La película arranca en el verano de 1984, cuando el sida todavía no había alcanzado la cobertura mediática que tendría posteriormente. De esta manera, el largometraje se erige como un filme testimonial de un momento histórico, en el que emergió a la luz pública una pandemia letal, que no tardaría en adquirir una nociva connotación moral. El sida, tal como están afianzados los parámetros sociales de la civilización occidental, sigue siendo un tabú. Y de la misma manera que los medios de comunicación no parecen acordarse de la hambruna de los niños etíopes de los años 80, hoy el sida ha sido silenciado y su presencia se ha reducido a escasas noticias de los efectos devastadores que provoca en países del África negra.
El cine reaccionó tarde y escasamente a la hora de reflejar cómo la nueva enfermedad estaba reconfigurando las prácticas sexuales y cómo penetraba en las dinámicas socioculturales. Por no hablar, ni se habló del alud de víctimas que estaba llevándose consigo. Sólo se empezaron a construir historias sobre el sida a partir de los años 90, fundamentalmente en circuitos minoritarios y destinadas a un público gay. Philadelphia (Jonathan Demme, 1993) fue casi la única respuesta frontal por parte de Hollywood. El espacio no permite un análisis extenso, así que sólo diré que podrían haberse ahorrado esa visión autocomplaciente y paternalista en la que, una vez más, con buenas intenciones, se sirven del sida para establecer un alegato antihomofóbico (algo que secundó el propio Tom Hanks durante el acto de recepción del Oscar). Dicen que el infierno está lleno de buenas intenciones.

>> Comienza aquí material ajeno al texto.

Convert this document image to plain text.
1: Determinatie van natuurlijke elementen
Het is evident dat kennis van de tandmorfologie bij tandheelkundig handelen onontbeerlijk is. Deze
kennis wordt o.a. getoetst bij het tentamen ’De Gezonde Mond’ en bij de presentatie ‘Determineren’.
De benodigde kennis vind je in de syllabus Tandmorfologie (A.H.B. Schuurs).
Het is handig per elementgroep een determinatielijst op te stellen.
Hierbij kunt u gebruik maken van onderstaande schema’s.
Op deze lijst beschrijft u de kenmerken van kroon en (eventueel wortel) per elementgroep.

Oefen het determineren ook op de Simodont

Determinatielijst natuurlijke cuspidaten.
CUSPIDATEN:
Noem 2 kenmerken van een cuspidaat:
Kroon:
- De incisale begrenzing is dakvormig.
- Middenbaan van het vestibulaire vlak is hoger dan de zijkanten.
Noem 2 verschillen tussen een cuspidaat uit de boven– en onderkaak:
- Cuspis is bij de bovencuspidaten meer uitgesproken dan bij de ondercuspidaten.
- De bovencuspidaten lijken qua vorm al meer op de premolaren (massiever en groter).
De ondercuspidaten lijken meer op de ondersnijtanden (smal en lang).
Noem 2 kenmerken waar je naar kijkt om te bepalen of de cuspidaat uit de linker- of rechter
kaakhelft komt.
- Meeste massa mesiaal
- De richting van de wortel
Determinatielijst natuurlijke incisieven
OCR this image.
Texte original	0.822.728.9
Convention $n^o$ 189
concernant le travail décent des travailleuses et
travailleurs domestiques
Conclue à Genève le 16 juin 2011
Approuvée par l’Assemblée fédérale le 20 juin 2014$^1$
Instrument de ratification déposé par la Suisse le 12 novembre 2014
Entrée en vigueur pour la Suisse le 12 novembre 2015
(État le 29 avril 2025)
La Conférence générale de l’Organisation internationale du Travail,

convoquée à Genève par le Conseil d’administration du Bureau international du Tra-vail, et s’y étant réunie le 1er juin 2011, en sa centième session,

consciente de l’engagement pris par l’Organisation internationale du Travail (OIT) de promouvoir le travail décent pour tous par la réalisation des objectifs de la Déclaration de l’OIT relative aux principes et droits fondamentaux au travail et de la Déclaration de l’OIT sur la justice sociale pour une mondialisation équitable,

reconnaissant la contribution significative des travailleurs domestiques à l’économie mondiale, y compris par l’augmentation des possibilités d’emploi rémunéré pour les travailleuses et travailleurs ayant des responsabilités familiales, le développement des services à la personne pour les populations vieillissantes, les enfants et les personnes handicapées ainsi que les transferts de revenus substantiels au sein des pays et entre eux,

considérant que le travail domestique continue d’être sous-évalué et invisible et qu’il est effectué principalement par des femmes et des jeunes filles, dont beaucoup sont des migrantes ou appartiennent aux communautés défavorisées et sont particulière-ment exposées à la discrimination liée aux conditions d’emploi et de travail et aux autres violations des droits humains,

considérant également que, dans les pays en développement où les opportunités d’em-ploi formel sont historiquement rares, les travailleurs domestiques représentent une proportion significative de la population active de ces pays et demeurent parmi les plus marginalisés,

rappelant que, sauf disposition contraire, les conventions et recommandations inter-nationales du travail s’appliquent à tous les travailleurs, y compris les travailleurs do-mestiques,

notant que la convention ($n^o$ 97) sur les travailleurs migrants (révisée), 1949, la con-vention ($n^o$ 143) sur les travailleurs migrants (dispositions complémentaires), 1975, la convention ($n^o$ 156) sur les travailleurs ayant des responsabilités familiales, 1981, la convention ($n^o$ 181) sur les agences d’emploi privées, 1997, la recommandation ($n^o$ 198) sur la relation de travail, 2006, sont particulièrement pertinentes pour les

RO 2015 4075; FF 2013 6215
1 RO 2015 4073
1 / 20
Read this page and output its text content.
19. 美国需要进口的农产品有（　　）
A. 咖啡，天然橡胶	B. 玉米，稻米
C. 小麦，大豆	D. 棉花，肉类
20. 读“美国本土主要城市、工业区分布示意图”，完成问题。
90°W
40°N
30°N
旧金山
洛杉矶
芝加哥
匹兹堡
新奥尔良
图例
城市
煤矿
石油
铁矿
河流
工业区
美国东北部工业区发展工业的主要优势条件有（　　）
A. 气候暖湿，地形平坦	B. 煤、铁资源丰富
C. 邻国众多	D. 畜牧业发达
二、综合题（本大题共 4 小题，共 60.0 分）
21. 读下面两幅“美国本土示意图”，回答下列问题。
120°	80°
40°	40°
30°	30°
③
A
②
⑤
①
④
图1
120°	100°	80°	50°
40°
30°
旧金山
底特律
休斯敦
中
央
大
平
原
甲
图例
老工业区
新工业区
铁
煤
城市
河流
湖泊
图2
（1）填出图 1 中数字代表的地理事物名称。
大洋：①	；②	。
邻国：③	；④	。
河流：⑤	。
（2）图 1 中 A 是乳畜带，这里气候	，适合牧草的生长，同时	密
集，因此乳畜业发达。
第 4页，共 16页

Entre frases como "pobrecitos gais" y "es un castigo divino por una vida disoluta", el sida se encadena como clavo ardiendo a la visión cultural de la homosexualidad desde un discurso heterocéntrico y esencialmente moralista. Los testigos intenta alejarse de estos dos vértices en la medida de lo posible.
Sabemos cómo la enfermedad estigmatizó a la comunidad gay. Sorprendentemente, esto no aparece en el film de Techiné. Por fortuna, otras películas, como Su hermano (Son frère, Patrice Chéreu, 2002) o El tiempo que queda (Le temps qui reste, François Ozon, 2005) reflexionan sobre el tema, con protagonistas gais y encuentros entre Thánatos y la juventud, pero no a causa del sida.